CAPÍTULO XIII
DA SANTIFICAÇÃO
DA SANTIFICAÇÃO
I. Os que são
eficazmente chamados e regenerados, tendo criado em si um novo coração e um
novo espírito, são além disso santificados real e pessoalmente, pela virtude da
morte e ressurreição de Cristo, pela sua palavra e pelo seu Espírito, que neles
habita; o domínio do corpo do pecado é neles todo destruído, as suas várias
concupiscências são mais é mais enfraquecidas e mortificadas, e eles são mais e
mais vivificados e fortalecidos em todas as graças salvadores, para a prática
da verdadeira santidade, sem a qual ninguém verá a Deus.
I Cor. 1:30; At.
20:32; Fil. 3:10; Rom. 6:5-6; João 17:17, 19; Ef. 5-26; II Tess. 2:13; Rom.

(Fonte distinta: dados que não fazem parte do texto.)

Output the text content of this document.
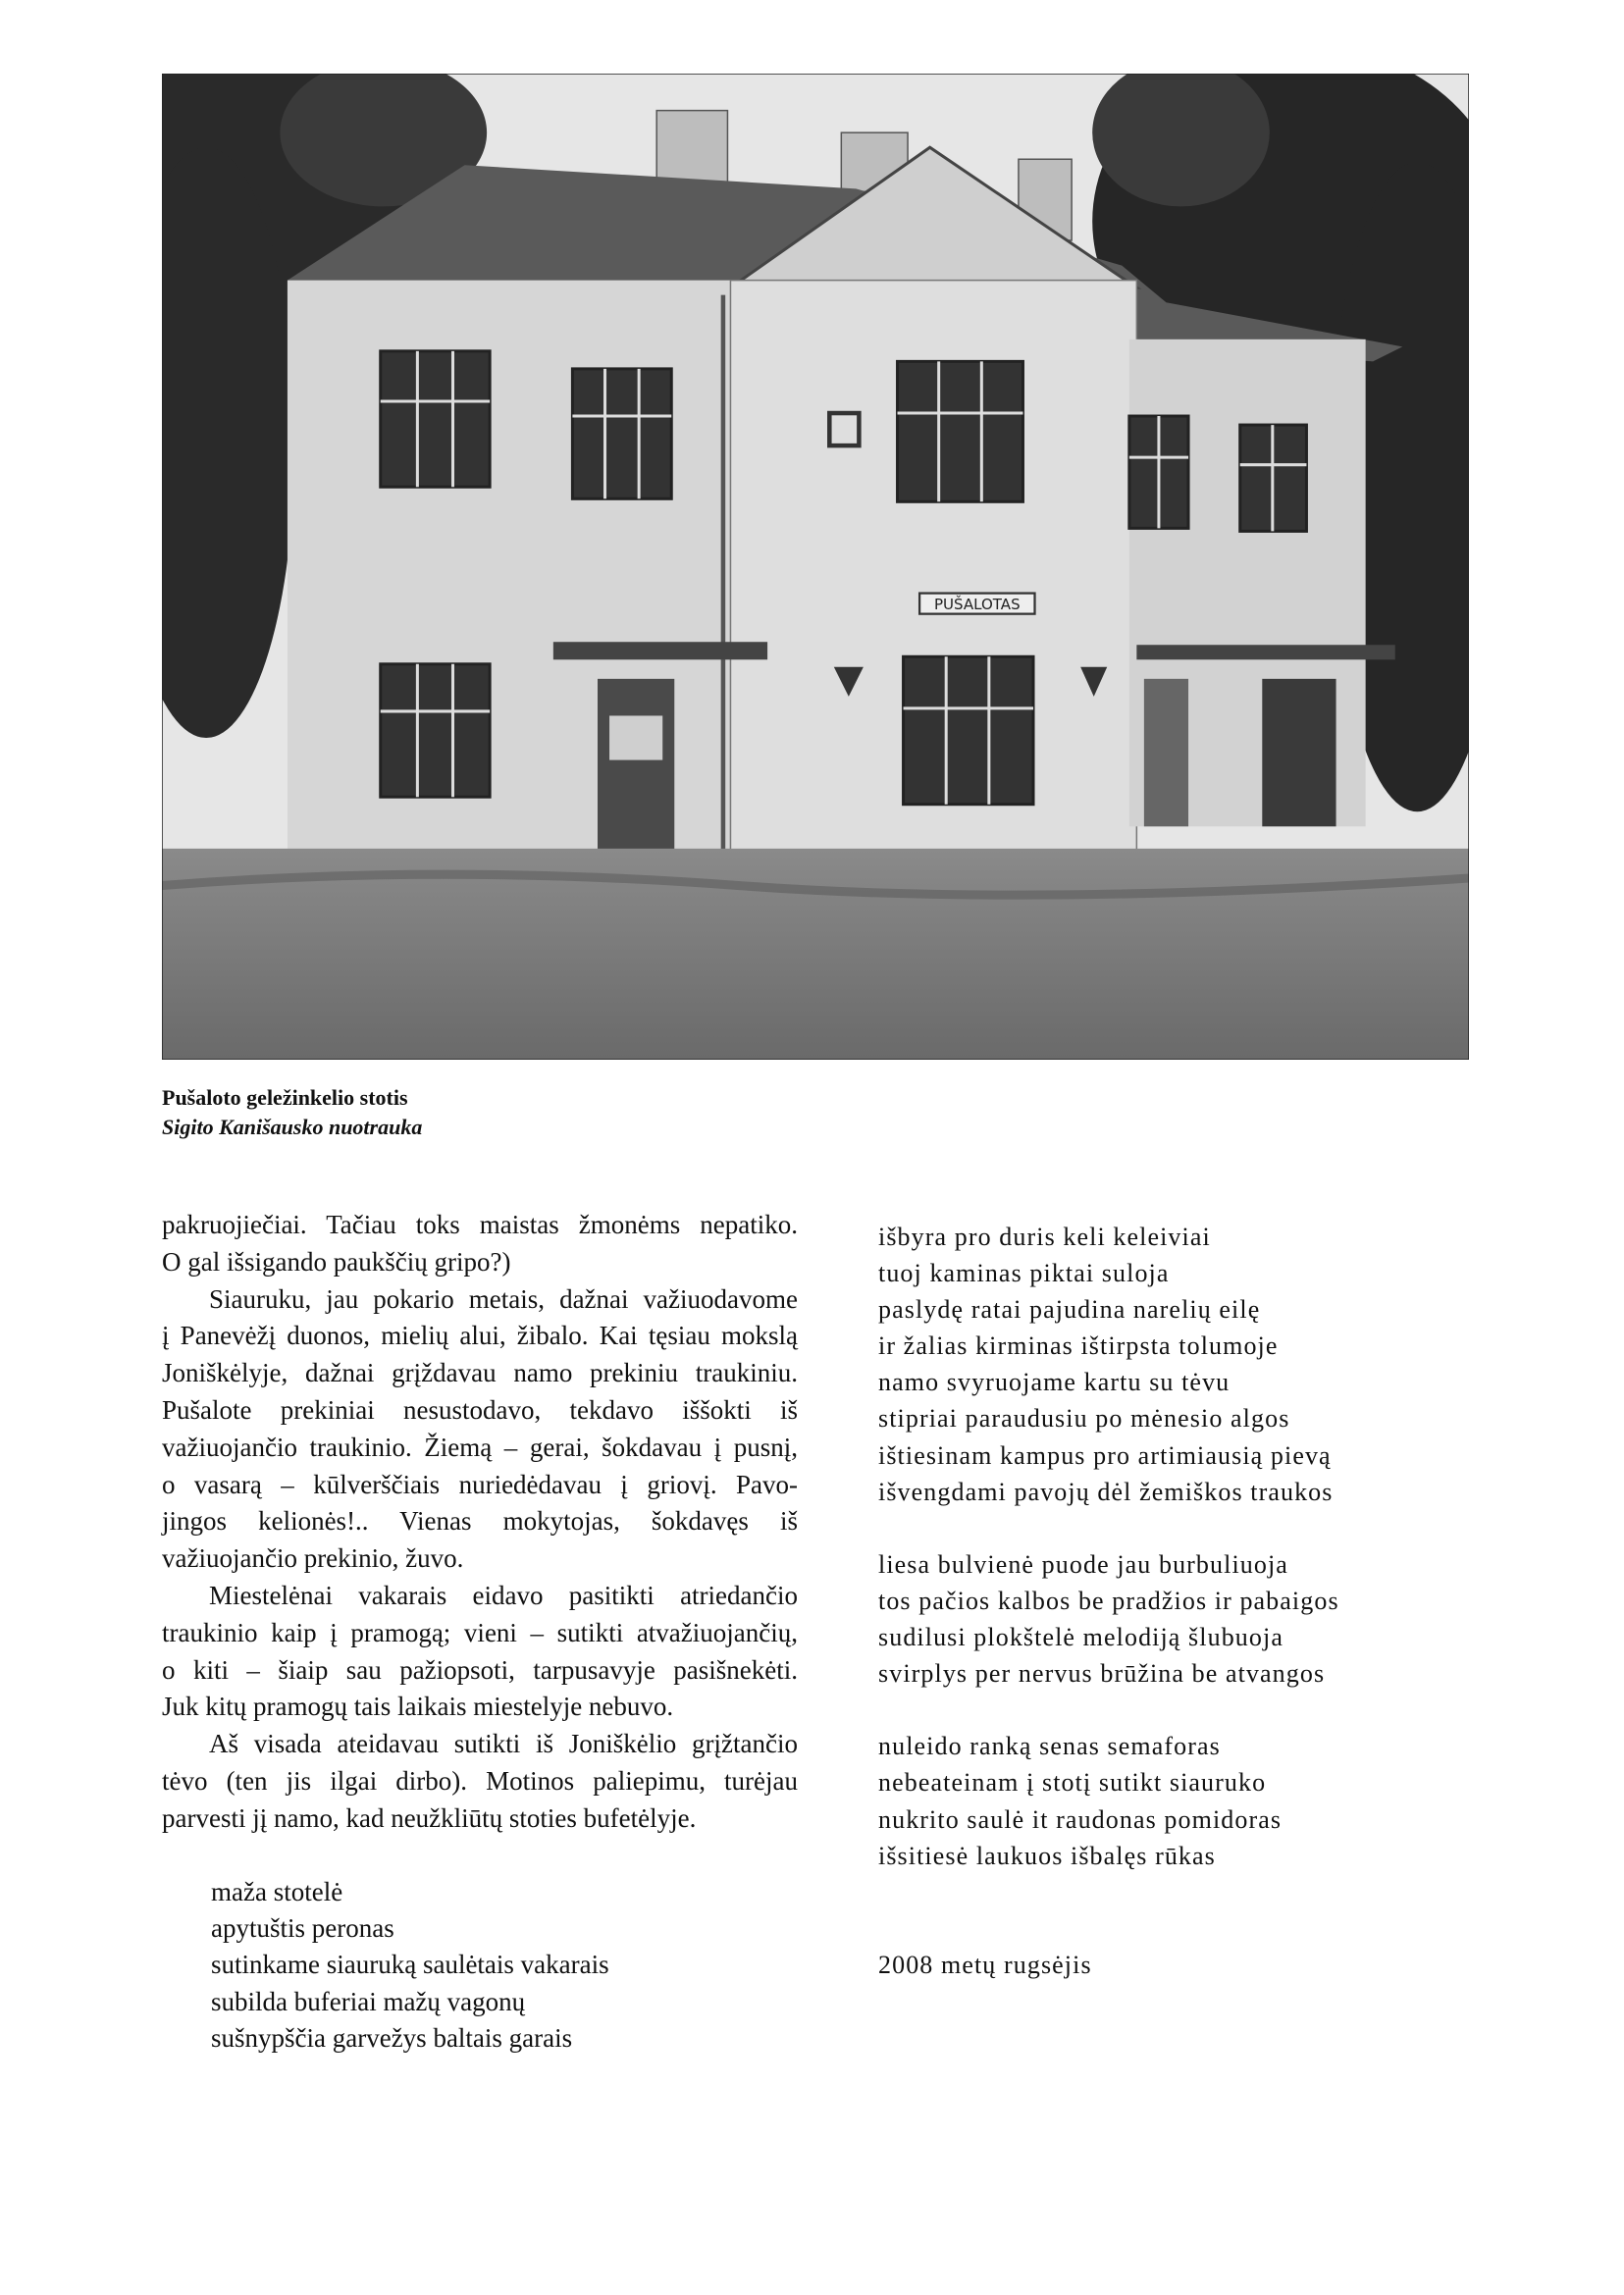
PUŠALOTAS
Pušaloto geležinkelio stotis
Sigito Kanišausko nuotrauka
pakruojiečiai. Tačiau toks maistas žmonėms nepatiko.
O gal išsigando paukščių gripo?)
Siauruku, jau pokario metais, dažnai važiuodavome
į Panevėžį duonos, mielių alui, žibalo. Kai tęsiau mokslą
Joniškėlyje, dažnai grįždavau namo prekiniu traukiniu.
Pušalote prekiniai nesustodavo, tekdavo iššokti iš
važiuojančio traukinio. Žiemą – gerai, šokdavau į pusnį,
o vasarą – kūlverščiais nuriedėdavau į griovį. Pavo-
jingos kelionės!.. Vienas mokytojas, šokdavęs iš
važiuojančio prekinio, žuvo.
Miestelėnai vakarais eidavo pasitikti atriedančio
traukinio kaip į pramogą; vieni – sutikti atvažiuojančių,
o kiti – šiaip sau pažiopsoti, tarpusavyje pasišnekėti.
Juk kitų pramogų tais laikais miestelyje nebuvo.
Aš visada ateidavau sutikti iš Joniškėlio grįžtančio
tėvo (ten jis ilgai dirbo). Motinos paliepimu, turėjau
parvesti jį namo, kad neužkliūtų stoties bufetėlyje.
maža stotelė
apytuštis peronas
sutinkame siauruką saulėtais vakarais
subilda buferiai mažų vagonų
sušnypščia garvežys baltais garais
išbyra pro duris keli keleiviai
tuoj kaminas piktai suloja
paslydę ratai pajudina narelių eilę
ir žalias kirminas ištirpsta tolumoje
namo svyruojame kartu su tėvu
stipriai paraudusiu po mėnesio algos
ištiesinam kampus pro artimiausią pievą
išvengdami pavojų dėl žemiškos traukos
liesa bulvienė puode jau burbuliuoja
tos pačios kalbos be pradžios ir pabaigos
sudilusi plokštelė melodiją šlubuoja
svirplys per nervus brūžina be atvangos
nuleido ranką senas semaforas
nebeateinam į stotį sutikt siauruko
nukrito saulė it raudonas pomidoras
išsitiesė laukuos išbalęs rūkas
2008 metų rugsėjis
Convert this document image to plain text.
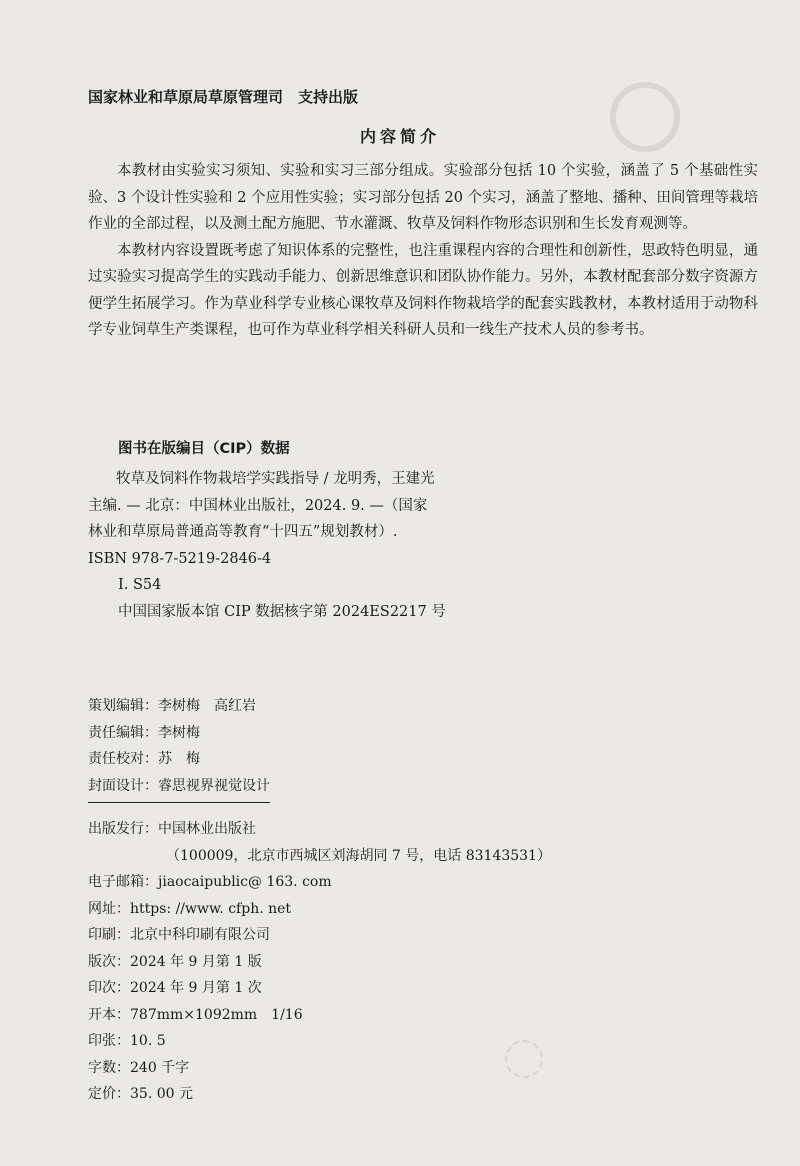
国家林业和草原局草原管理司　支持出版
内容简介

本教材由实验实习须知、实验和实习三部分组成。实验部分包括 10 个实验，涵盖了 5 个基础性实验、3 个设计性实验和 2 个应用性实验；实习部分包括 20 个实习，涵盖了整地、播种、田间管理等栽培作业的全部过程，以及测土配方施肥、节水灌溉、牧草及饲料作物形态识别和生长发育观测等。

本教材内容设置既考虑了知识体系的完整性，也注重课程内容的合理性和创新性，思政特色明显，通过实验实习提高学生的实践动手能力、创新思维意识和团队协作能力。另外，本教材配套部分数字资源方便学生拓展学习。作为草业科学专业核心课牧草及饲料作物栽培学的配套实践教材，本教材适用于动物科学专业饲草生产类课程，也可作为草业科学相关科研人员和一线生产技术人员的参考书。

图书在版编目（CIP）数据
牧草及饲料作物栽培学实践指导 / 龙明秀，王建光
主编. — 北京：中国林业出版社，2024. 9. —（国家
林业和草原局普通高等教育“十四五”规划教材）.
ISBN 978-7-5219-2846-4
Ⅰ. S54
中国国家版本馆 CIP 数据核字第 2024ES2217 号
策划编辑：李树梅　高红岩
责任编辑：李树梅
责任校对：苏　梅
封面设计：睿思视界视觉设计
出版发行：中国林业出版社
（100009，北京市西城区刘海胡同 7 号，电话 83143531）
电子邮箱：jiaocaipublic@ 163. com
网址：https: //www. cfph. net
印刷：北京中科印刷有限公司
版次：2024 年 9 月第 1 版
印次：2024 年 9 月第 1 次
开本：787mm×1092mm　1/16
印张：10. 5
字数：240 千字
定价：35. 00 元
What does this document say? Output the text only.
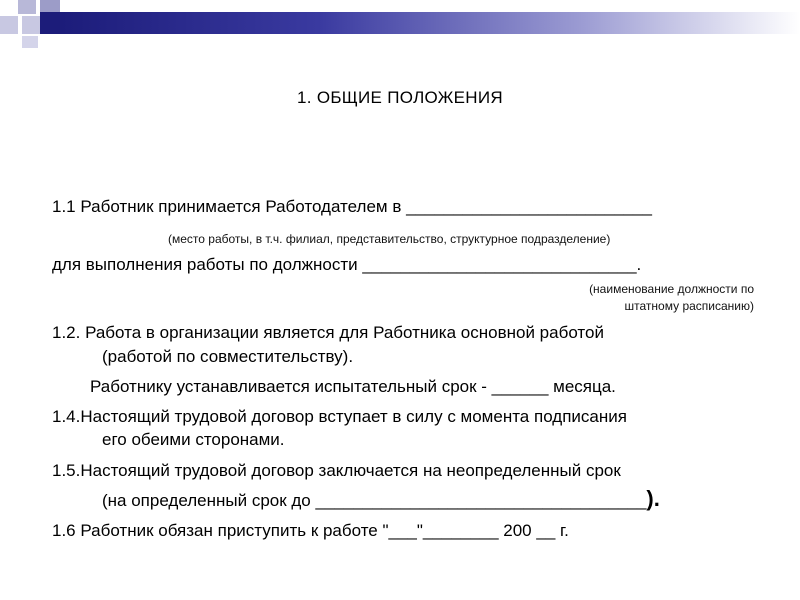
1. ОБЩИЕ ПОЛОЖЕНИЯ
1.1 Работник принимается Работодателем в __________________________
(место работы, в т.ч. филиал, представительство, структурное подразделение)
для выполнения работы по должности _____________________________.
(наименование должности по
штатному расписанию)
1.2. Работа в организации является для Работника основной работой
(работой по совместительству).
Работнику устанавливается испытательный срок - ______ месяца.
1.4.Настоящий трудовой договор вступает в силу с момента подписания
его обеими сторонами.
1.5.Настоящий трудовой договор заключается на неопределенный срок
(на определенный срок до ___________________________________).
1.6 Работник обязан приступить к работе "___"________ 200 __ г.
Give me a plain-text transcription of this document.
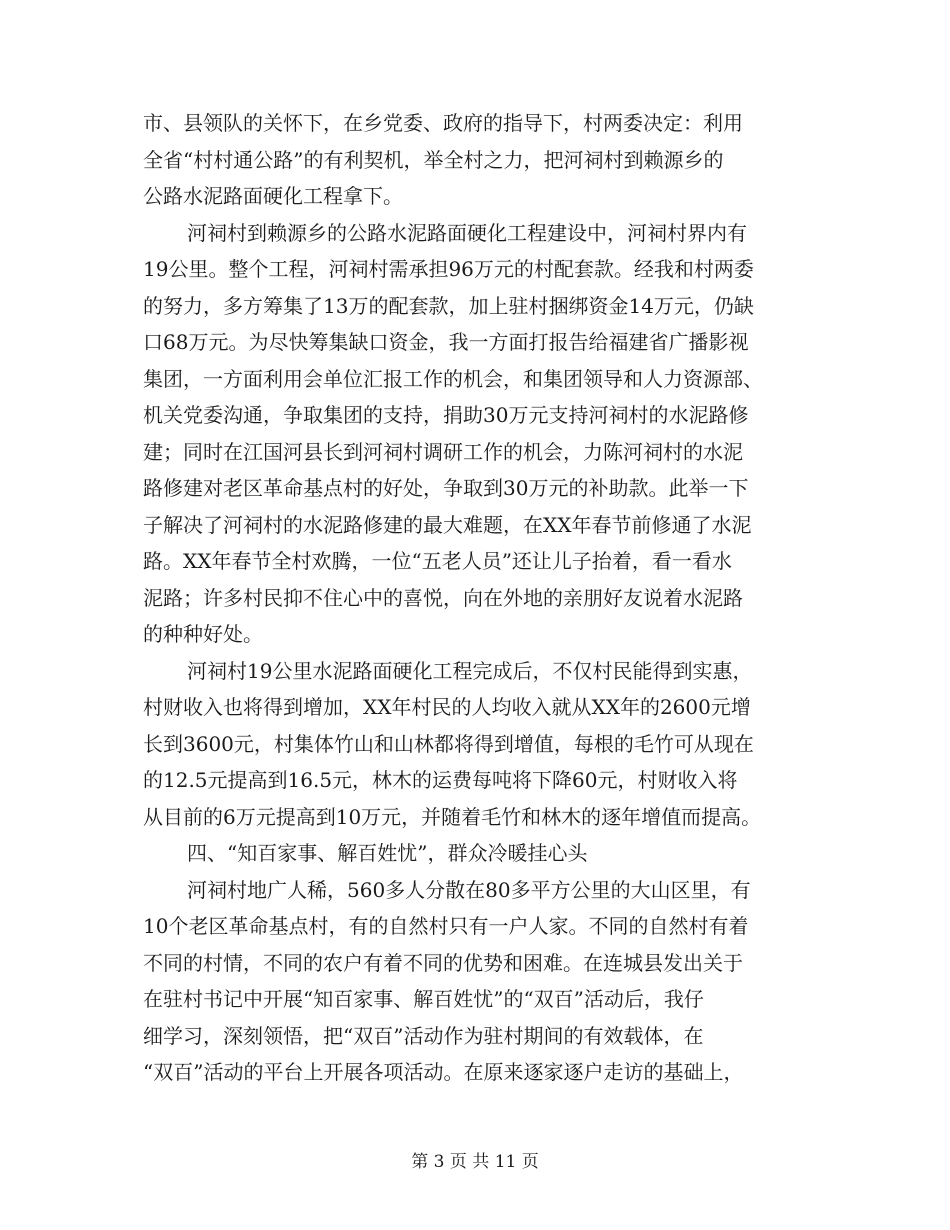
市、县领队的关怀下，在乡党委、政府的指导下，村两委决定：利用
全省“村村通公路”的有利契机，举全村之力，把河祠村到赖源乡的
公路水泥路面硬化工程拿下。
河祠村到赖源乡的公路水泥路面硬化工程建设中，河祠村界内有
19公里。整个工程，河祠村需承担96万元的村配套款。经我和村两委
的努力，多方筹集了13万的配套款，加上驻村捆绑资金14万元，仍缺
口68万元。为尽快筹集缺口资金，我一方面打报告给福建省广播影视
集团，一方面利用会单位汇报工作的机会，和集团领导和人力资源部、
机关党委沟通，争取集团的支持，捐助30万元支持河祠村的水泥路修
建；同时在江国河县长到河祠村调研工作的机会，力陈河祠村的水泥
路修建对老区革命基点村的好处，争取到30万元的补助款。此举一下
子解决了河祠村的水泥路修建的最大难题，在XX年春节前修通了水泥
路。XX年春节全村欢腾，一位“五老人员”还让儿子抬着，看一看水
泥路；许多村民抑不住心中的喜悦，向在外地的亲朋好友说着水泥路
的种种好处。
河祠村19公里水泥路面硬化工程完成后，不仅村民能得到实惠，
村财收入也将得到增加，XX年村民的人均收入就从XX年的2600元增
长到3600元，村集体竹山和山林都将得到增值，每根的毛竹可从现在
的12.5元提高到16.5元，林木的运费每吨将下降60元，村财收入将
从目前的6万元提高到10万元，并随着毛竹和林木的逐年增值而提高。
四、“知百家事、解百姓忧”，群众冷暖挂心头
河祠村地广人稀，560多人分散在80多平方公里的大山区里，有
10个老区革命基点村，有的自然村只有一户人家。不同的自然村有着
不同的村情，不同的农户有着不同的优势和困难。在连城县发出关于
在驻村书记中开展“知百家事、解百姓忧”的“双百”活动后，我仔
细学习，深刻领悟，把“双百”活动作为驻村期间的有效载体，在
“双百”活动的平台上开展各项活动。在原来逐家逐户走访的基础上，
第 3 页 共 11 页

6:6, 14; Gal. 5:24; Col., 1:10-11; Ef. 3:16-19; II Cor. 7:1; Col. 1:28, e 4:12;
Heb. 12:14.
II. Esta
santificação é no homem todo, porém imperfeita nesta vida; ainda persistem em
todas as partes dele restos da corrupção, e daí nasce uma guerra contínua e
irreconciliável - a carne lutando contra o espírito e o espírito contra a
carne.
I Tess. 5:23; I João
1:10; Fil. 3:12; Gal. 5:17; I Ped.2:11.
III. Nesta
guerra, embora prevaleçam por algum tempo as corrupções que ficam, contudo,
pelo contínuo socorro da eficácia do santificador Espírito de Cristo, a parte
regenerada do homem novo vence, e assim os santos crescem em graça,
aperfeiçoando a santidade no temor de Deus.
Rom. 7:23, e
6:14; I João 5:4; Ef. 4:15-16; II Ped. 3:18; II Cor. 3:18, e 7: 1.